Terrence Zhou, the Queens-based founder of the clothing brand Bad Binch TongTong, isn’t interested in producing a simple pair of pants. “It can start to get a little boring,” says the 27-year-old designer, who has centered his two-year-old label around a single, fundamental query: that of how a garment should relate to the human form. Take his Octopus dress, as it’s become known, constructed from spandex and neoprene, and worn by the singer Lizzo last fall. Stretchy, black and subdued on top, the piece divides at the thigh into eight stubby appendages that taper to curlicue points and skim the floor, a mix of Ursula from Disney’s “The Little Mermaid” and a Louise Bourgeois sculpture. (“It’s very easy to wear,” he says.)

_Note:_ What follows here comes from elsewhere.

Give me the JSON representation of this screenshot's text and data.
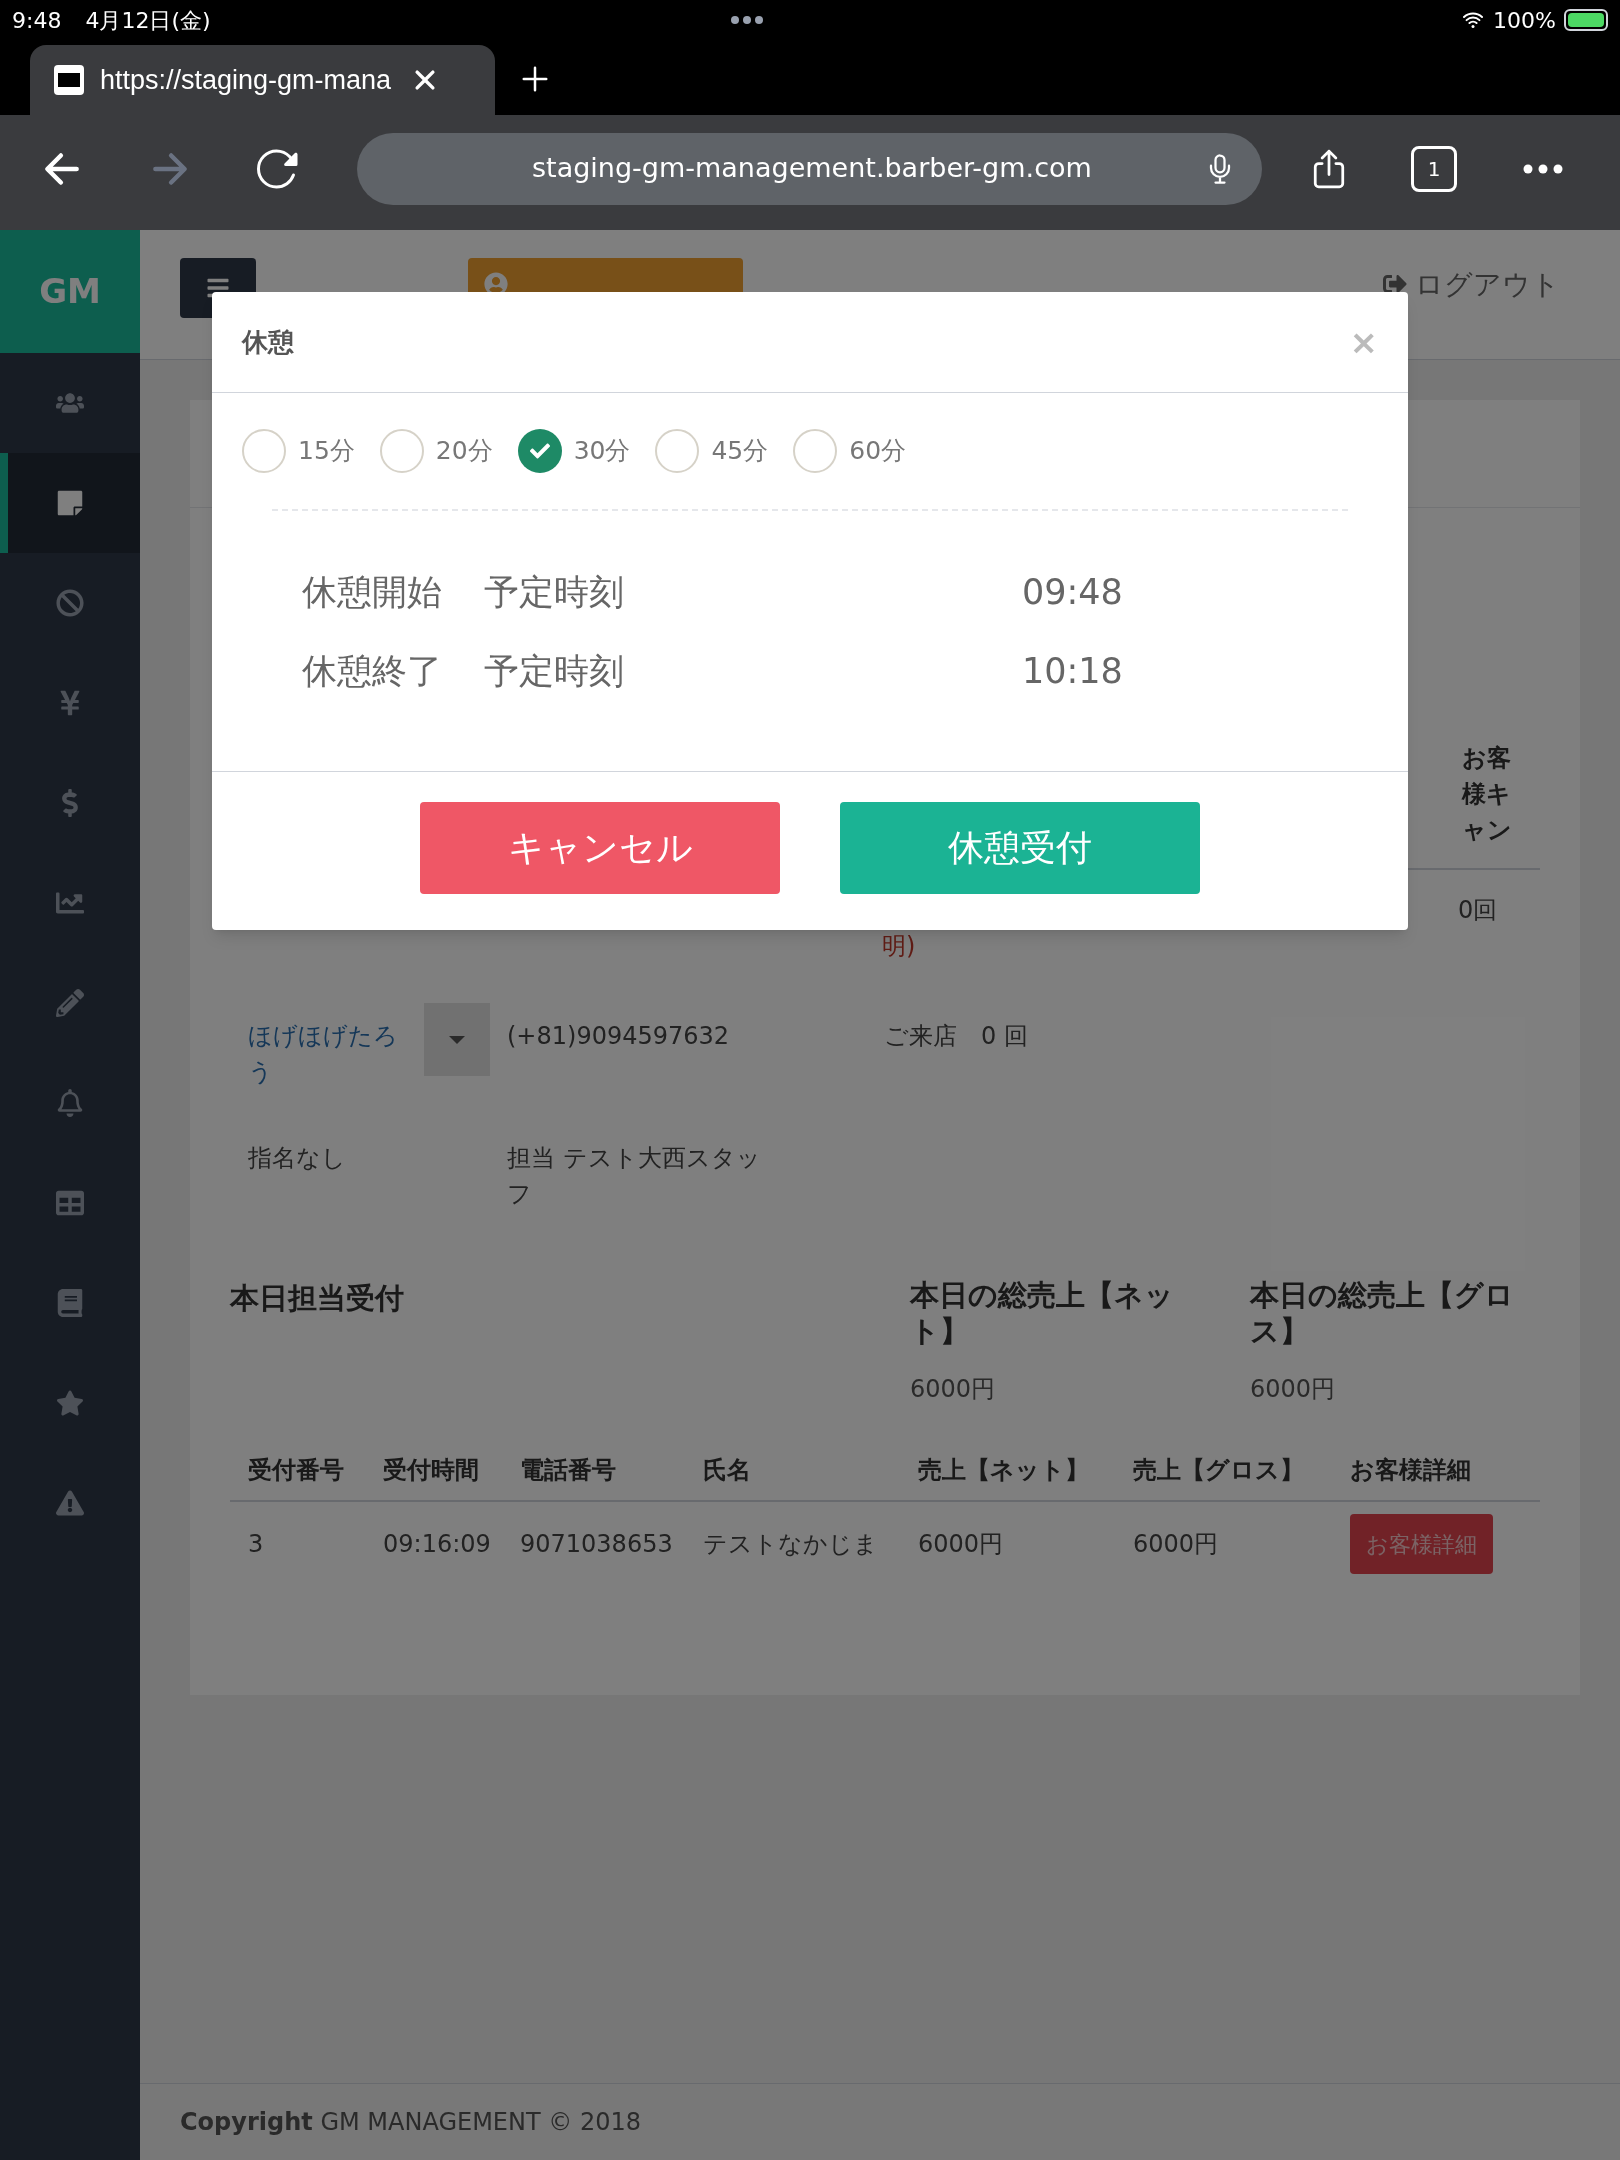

Many of Zhou’s fantastical, hyper-voluminous creations, usually fabricated from athleisure-inspired materials, almost always in black, recall organic forms. Along with the Octopus dress, there’s also the Mermaid Hoop, a strapless ruched design with a flying saucer-like disk below the knee. For his roughly 50-piece New York Fashion Week debut this past September, he sent ballooning interpretations of butterflies, centipedes and spiders down the runway. “I ask myself a lot of contrarian questions,” he says. “If tailoring to the body can show curves, can something with volume also show curves?”
Born in Wuhan, China, Zhou studied math at Wabash College in Indiana before transferring to the Parsons School of Design, from which he graduated in 2020 with a degree in fashion. His early success is at least partly because of his native facility with digital media: He’s pro-metaverse, pro-meme and pro-social media, where he nurtures what he calls his “little cults.” (In addition to custom pieces for celebrities, he currently sells most of his ready-to-wear through his website and in select retail stores.) But beyond follower counts, Zhou also seems to grasp the deeper creative potential of the internet. While we often think of our on- and offline identities as anchoring opposite ends of an authenticity axis, Zhou wonders if unencumbered self-expression can deliver us to a place of deeper truth. “People have these needs,” he says. “It’s just that reality doesn’t allow for them.”